Rachel, Westchester, NY, 1963
She walks to the elementary school
to pick up the girls. Only Rebecca
is old enough to understand
the reason for the unexpected holiday.
The teachers cry.
The children stare out the windows.
At home, Rachel makes sandwiches.
She and Rebecca listen to the radi
while the twins play.
When Fannie begs to go outside,
Rachel cradles the little girl's head
against her side.
"Not today, mamaleh.
The world is just a little
too upside down."
That night,
Rachel's husband
falls asleep
holding her hand.
After he has begun to snore,
she slips from their bed,
and tiptoes to the kitchen.
They are still there:
four suitcases
behind the potatoes
and flour.
They contain canteens and cigarettes,
and space for clothing.
She has sewn a roll of bills
into each lining.
Rachel sits on the kitchen floor,
hugging her knees.
The insomnia will last
until the world rights itself.
This much, she knows.
Raizl, Föhrenwald, Bavaria, Germany, 1945
In her second week,
someone finds a slate,
and nails it to one of the last trees.
There is no chalk. Several soft stones
rest in the crooks of the roots.
The residents of the DP camp
call it "the lost and found."
It only contains names.
Raizl visits the tree once a day.
August becomes September
in a breeze.
She sleeps outside, wrapped
in a Red Cross blanket.
The stars are a comfort -
the ground softer than the barracks.
On the day she meets her future husband,
she wakes from a dream of black birds
and broken violin songs
to find him squatting beside her,
a tin cup drowning in his curled fingers.

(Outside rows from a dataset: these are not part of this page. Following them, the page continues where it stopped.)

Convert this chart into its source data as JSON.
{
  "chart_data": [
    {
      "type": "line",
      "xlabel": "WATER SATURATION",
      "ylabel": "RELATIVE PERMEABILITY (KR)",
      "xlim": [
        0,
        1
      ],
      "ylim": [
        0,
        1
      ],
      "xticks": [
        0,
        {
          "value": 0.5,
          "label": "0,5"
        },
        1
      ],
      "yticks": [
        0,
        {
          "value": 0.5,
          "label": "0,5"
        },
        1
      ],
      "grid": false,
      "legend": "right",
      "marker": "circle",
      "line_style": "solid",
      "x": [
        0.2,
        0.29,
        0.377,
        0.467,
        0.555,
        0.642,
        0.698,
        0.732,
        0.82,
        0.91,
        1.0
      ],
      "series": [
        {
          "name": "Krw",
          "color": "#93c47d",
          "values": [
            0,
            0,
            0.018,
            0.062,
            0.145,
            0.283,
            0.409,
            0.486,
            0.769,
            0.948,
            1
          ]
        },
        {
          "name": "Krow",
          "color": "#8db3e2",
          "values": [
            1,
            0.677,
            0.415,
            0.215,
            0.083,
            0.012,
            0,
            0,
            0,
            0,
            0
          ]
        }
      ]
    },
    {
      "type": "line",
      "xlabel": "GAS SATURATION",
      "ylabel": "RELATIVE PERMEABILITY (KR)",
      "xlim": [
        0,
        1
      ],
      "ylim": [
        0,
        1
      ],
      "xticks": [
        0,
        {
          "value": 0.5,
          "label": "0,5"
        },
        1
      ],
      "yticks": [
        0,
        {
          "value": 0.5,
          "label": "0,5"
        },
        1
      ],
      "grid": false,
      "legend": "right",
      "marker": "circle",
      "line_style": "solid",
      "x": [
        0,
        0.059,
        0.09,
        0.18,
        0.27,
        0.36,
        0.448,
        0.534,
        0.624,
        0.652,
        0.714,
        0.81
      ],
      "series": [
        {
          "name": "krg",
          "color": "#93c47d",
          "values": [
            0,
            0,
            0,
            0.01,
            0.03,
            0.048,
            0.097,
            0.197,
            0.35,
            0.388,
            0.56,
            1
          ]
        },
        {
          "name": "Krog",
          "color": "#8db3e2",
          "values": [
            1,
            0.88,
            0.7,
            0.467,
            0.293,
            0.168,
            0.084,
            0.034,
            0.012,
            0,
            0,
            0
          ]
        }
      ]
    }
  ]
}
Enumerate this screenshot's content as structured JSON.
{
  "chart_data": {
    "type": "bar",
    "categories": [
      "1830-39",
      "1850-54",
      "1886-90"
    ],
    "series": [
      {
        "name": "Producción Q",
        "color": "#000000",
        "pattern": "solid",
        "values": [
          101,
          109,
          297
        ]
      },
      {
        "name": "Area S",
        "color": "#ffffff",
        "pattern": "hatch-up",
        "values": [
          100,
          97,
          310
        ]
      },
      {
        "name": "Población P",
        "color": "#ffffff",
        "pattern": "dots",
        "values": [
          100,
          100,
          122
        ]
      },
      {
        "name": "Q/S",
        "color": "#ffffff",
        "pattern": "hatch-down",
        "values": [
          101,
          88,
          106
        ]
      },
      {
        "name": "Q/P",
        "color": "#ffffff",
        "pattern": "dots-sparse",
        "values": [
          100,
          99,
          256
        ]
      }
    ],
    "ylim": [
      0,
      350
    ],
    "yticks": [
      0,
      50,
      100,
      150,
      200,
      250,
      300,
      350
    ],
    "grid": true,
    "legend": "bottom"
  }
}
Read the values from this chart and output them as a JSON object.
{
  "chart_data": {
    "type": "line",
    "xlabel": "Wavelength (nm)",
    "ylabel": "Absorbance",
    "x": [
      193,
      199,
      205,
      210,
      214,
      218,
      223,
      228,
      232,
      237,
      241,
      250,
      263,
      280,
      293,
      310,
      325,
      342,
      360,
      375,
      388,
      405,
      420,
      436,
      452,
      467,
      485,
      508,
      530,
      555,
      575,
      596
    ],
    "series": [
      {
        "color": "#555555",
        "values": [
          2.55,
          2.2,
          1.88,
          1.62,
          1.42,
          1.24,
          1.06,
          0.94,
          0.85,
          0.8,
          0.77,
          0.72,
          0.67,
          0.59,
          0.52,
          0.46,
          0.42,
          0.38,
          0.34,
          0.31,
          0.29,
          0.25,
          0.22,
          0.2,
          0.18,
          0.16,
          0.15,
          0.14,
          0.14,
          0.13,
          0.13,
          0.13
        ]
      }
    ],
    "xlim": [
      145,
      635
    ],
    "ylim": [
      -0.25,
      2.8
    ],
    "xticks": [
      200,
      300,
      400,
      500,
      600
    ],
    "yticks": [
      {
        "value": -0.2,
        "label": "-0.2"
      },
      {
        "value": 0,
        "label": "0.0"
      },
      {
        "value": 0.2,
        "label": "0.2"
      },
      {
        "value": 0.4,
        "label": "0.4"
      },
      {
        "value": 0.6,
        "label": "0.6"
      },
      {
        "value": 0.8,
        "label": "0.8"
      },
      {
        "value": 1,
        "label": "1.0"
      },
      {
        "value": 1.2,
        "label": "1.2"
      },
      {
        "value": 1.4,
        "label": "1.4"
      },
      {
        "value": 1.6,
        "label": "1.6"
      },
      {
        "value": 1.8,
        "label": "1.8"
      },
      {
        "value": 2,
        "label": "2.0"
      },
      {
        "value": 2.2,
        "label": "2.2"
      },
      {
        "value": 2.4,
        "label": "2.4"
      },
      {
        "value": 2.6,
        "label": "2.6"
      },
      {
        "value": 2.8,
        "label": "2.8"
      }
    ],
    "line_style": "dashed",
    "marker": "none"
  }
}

She studies him as she drinks:
careful patches in his boots,
sponged collar of his uniform,
dark gray eyes. a few silver threads
in his muddy hair.
They spend the afternoon
teaching each other
the names of their hometowns.
Westchester. Lodz. New York. Poland.
He beams. He tells her
she would make
a beautiful American.
How they would swoon
under the charm of her tongue.
Rachel and Stella, next to the crib, 1988
Like so many mothers,
Rebecca named her daughter
in two languages: English and Jewish.
Stella and Shoshanna. Her mother
thinks Shoshanna is a mouthful
of a name for such a morsel,
but likes the way the names pair:
stars and lilies. She painted
an ocean dotted with tiny white flowers.
Rebecca put it in the nursery,
above the crib. She thinks it's a night sky.
Rachel rocks Stella for hours,
and smiles at the ceiling -
when they grow into the same language,
Rachel will whisper her secret name
into those perfect jughandle ears. Raizl. Raizl.
A name hidden in translation,
a lily among the stars.
Raizl, on her wedding day, 1952
The name on the piece of paper looks
like new breasts, or the puckered belly
after the baby - something
to practice recognizing as her own.
She has signed herself to both
this man, and his country,
this tongue. Rachel.
It seems to halt in the middle,
uncertain of its own proclamation.
In the dark,
he will call her Raizl again,
faster, until her name
sounds like hoofbeats,
like rain, like the wild, endless grass
of Poland.
4 comments:
i am riveted by the richness of your characters and imagery. I feel the power of the feminine in every line.
Thanks, Janny! :-) Glad to know you're reading my poems - maybe I'll post another few next week.
Where do you get these ideas? I am impressed!
LYP
I don't know, Paps - the character literally just appeared one day, and I got interested in her. Sometimes I do a little research (like finding out that Forhenwald was the longest-running DP camp, or the exact date of JFK's assassination), but mostly I just dig. I dig into my imagination and let the story tell itself. This is a pretty infuriating way to explain it, but I think it's easier than actually writing a novel because I only have to work with one moment at a time.